Robert takes time to come to terms with the fact that Ida is his birth mother, and his attempts to fire Ida from her housekeeping duties fail. What makes matters worse is that his adopted mother, Cecilia Price (Clare Richards) is a domineering snob who objects most strongly to the reappearance of Ida.
Through the five series we see Robert acclimatising to life with two mothers. Blake plays him very well, giving just enough charm to the role to see past the chauvinistic side that rears its head, never more so than when he declares the marriage over simply because Angie backed his car into his mother’s.
Angie is a much stronger character than the ‘wife at home’ role could have demanded in a show of that era and the bond between her and Ida makes the premise more enjoyable. As time moves on Ida shows a softer side than the aggressive battle-axe of the opening episodes. Her clashes and at times cooperation with Mrs Price are always entertaining, and throughout the five series she also has to attend to her work-shy, drunken and hugely untrustworthy brother Wilfred (Harold Goodwin) who has tracked her down.

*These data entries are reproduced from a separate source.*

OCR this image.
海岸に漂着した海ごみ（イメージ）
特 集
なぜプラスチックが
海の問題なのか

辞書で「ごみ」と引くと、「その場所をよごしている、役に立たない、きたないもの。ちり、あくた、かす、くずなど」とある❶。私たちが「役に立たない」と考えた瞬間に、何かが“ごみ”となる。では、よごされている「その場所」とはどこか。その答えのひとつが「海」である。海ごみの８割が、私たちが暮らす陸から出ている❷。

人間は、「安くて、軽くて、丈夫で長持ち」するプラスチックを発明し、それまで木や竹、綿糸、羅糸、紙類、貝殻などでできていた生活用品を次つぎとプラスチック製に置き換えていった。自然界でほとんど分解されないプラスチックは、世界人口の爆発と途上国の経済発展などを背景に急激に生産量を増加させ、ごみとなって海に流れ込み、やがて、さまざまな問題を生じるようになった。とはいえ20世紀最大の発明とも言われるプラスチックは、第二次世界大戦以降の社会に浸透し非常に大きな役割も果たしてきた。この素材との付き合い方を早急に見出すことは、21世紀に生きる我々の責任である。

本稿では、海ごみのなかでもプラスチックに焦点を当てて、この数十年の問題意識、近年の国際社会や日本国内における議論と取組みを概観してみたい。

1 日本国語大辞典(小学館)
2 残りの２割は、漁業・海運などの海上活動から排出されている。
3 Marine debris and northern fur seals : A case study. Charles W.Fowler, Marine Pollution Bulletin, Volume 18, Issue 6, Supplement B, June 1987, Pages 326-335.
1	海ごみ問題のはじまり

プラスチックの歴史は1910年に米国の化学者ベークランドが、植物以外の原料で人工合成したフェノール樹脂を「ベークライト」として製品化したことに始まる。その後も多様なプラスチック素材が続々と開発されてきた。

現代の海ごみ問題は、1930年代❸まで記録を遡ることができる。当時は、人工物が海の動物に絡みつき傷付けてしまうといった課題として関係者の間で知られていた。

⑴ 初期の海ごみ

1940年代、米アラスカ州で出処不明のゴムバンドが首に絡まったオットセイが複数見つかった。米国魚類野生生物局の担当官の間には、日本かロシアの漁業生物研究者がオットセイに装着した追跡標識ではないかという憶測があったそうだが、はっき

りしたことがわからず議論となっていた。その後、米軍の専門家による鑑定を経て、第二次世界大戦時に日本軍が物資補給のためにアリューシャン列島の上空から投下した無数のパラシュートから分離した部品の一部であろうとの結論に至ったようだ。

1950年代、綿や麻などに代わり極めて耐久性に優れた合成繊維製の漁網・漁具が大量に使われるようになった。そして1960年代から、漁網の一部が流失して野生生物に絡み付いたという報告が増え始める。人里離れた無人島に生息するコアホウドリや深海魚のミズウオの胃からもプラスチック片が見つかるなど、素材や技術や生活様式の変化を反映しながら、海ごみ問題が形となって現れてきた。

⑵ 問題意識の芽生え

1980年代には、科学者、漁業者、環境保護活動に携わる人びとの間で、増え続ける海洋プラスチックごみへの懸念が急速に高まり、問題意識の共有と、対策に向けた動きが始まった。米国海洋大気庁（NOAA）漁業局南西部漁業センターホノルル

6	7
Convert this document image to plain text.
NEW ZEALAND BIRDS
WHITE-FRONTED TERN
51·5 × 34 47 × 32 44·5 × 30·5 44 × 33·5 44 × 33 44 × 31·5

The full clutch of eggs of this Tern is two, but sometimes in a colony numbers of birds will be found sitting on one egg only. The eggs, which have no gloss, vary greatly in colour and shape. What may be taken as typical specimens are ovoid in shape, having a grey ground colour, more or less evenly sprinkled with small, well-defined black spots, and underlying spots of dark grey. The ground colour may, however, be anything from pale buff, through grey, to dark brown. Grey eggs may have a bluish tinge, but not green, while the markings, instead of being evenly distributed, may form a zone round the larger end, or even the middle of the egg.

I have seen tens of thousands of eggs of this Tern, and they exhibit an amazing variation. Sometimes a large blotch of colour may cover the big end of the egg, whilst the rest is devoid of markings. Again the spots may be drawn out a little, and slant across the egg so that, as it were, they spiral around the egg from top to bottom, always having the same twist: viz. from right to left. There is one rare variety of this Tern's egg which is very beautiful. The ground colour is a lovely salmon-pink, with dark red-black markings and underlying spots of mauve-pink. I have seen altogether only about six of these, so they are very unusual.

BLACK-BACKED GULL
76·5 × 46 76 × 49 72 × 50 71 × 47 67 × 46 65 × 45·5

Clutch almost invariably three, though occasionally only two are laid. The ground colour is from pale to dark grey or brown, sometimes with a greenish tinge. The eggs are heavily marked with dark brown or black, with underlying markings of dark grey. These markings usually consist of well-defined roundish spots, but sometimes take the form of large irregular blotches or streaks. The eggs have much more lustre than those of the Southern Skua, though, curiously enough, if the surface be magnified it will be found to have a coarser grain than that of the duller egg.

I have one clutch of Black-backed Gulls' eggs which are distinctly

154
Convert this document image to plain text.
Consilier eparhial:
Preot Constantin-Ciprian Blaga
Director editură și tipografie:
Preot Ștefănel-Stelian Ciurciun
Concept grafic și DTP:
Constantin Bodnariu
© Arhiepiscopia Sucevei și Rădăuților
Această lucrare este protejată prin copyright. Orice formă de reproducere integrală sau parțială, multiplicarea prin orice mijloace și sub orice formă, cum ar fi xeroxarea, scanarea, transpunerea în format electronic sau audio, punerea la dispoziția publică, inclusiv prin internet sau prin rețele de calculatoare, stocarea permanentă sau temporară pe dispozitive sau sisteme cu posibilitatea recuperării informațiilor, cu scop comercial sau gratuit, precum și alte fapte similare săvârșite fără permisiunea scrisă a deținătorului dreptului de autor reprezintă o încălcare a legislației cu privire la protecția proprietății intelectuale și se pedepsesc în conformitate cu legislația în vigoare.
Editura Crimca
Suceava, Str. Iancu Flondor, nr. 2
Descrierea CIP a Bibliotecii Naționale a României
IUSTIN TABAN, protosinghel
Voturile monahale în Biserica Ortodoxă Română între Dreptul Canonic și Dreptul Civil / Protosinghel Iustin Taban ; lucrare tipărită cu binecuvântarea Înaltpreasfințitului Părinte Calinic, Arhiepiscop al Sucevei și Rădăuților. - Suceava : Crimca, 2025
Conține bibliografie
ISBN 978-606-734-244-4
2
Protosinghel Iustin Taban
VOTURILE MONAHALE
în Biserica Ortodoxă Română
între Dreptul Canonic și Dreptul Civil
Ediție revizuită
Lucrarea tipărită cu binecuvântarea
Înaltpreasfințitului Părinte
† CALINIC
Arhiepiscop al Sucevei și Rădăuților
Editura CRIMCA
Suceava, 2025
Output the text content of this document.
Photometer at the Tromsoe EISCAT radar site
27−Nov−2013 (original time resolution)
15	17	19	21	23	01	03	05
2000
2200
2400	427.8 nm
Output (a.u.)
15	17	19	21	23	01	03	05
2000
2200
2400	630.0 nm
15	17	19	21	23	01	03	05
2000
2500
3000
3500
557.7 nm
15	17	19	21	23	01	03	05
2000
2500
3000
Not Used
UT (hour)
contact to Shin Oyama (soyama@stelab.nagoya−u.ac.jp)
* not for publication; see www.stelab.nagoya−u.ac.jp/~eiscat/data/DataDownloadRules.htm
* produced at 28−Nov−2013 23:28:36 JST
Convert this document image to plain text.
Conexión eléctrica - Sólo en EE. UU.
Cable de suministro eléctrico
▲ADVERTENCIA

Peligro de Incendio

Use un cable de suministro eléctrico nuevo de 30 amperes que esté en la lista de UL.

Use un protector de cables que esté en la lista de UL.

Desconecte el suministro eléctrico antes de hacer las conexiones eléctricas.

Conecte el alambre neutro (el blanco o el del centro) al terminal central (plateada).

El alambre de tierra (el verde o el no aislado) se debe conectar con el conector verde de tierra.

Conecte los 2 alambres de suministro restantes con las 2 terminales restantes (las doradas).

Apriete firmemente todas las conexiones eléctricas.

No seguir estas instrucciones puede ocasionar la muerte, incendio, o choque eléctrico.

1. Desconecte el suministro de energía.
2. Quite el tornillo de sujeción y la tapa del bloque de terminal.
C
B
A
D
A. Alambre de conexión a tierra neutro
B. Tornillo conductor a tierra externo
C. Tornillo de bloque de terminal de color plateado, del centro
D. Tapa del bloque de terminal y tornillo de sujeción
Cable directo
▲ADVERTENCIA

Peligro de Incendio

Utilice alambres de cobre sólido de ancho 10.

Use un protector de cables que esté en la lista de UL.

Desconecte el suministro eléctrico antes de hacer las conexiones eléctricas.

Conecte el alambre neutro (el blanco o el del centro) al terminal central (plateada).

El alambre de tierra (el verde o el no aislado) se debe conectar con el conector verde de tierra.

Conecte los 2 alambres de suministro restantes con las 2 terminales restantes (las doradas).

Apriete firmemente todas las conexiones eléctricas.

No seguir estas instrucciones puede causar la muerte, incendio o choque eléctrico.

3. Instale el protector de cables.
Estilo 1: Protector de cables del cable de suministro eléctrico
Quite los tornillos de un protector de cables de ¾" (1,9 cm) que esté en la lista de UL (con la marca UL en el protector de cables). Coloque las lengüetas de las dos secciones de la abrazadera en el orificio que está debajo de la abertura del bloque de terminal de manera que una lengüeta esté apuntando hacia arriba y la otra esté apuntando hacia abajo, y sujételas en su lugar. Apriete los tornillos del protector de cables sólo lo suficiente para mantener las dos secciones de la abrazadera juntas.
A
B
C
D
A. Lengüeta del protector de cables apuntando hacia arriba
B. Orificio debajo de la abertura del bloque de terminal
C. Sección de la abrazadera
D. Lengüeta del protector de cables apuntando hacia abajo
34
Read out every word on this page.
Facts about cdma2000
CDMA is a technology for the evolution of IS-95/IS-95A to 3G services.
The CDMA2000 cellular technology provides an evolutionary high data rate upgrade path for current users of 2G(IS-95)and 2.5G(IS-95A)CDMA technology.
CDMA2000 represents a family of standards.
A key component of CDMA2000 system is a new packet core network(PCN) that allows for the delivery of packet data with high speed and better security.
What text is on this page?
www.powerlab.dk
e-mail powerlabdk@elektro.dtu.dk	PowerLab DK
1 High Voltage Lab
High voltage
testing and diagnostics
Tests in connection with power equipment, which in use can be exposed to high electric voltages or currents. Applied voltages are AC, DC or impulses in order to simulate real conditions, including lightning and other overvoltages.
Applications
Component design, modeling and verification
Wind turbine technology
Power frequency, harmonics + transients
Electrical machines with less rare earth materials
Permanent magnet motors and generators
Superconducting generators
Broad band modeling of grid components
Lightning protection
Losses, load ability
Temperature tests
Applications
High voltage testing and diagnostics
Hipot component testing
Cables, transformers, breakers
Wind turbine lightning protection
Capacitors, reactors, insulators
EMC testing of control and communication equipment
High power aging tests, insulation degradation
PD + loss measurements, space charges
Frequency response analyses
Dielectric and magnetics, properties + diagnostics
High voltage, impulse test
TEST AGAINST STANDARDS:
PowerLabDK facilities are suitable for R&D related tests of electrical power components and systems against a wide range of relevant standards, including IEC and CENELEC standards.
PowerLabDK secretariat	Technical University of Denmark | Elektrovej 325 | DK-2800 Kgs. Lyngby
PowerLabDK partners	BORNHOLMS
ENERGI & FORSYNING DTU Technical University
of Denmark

In an effort to keep the show fresh, the Prices were moved in series four from their London flat to a surgery in a Yorkshire village, with Ida and Wilfred in tow, but the two-mother aspect started to become less central and by series five, Clare Richards had left the show and it became a rather ordinary programme relying almost entirely on the talents of Sugden rather than any particular storylines.
Mollie Sugden was in that awkwardly named collective, national treasure. But she was there for a reason. In That’s My Boy she proved that she was not trapped by Mrs Slocombe and her energy and talent shone through in a show that could have collapsed in a heap in less capable hands. After the last series, Valentine and Ashton continued to write for Mollie as she starred in two series of My Husband and I with real life husband William Moore.
That’s My Boy may not have seemed anything particularly special, but it was successful for ITV and cemented Mollie Sugden’s place in the hearts of the television public. Its simple formula and the talent of the cast elevated it beyond what it might otherwise have been, and it remains a likeable programme typical of its time.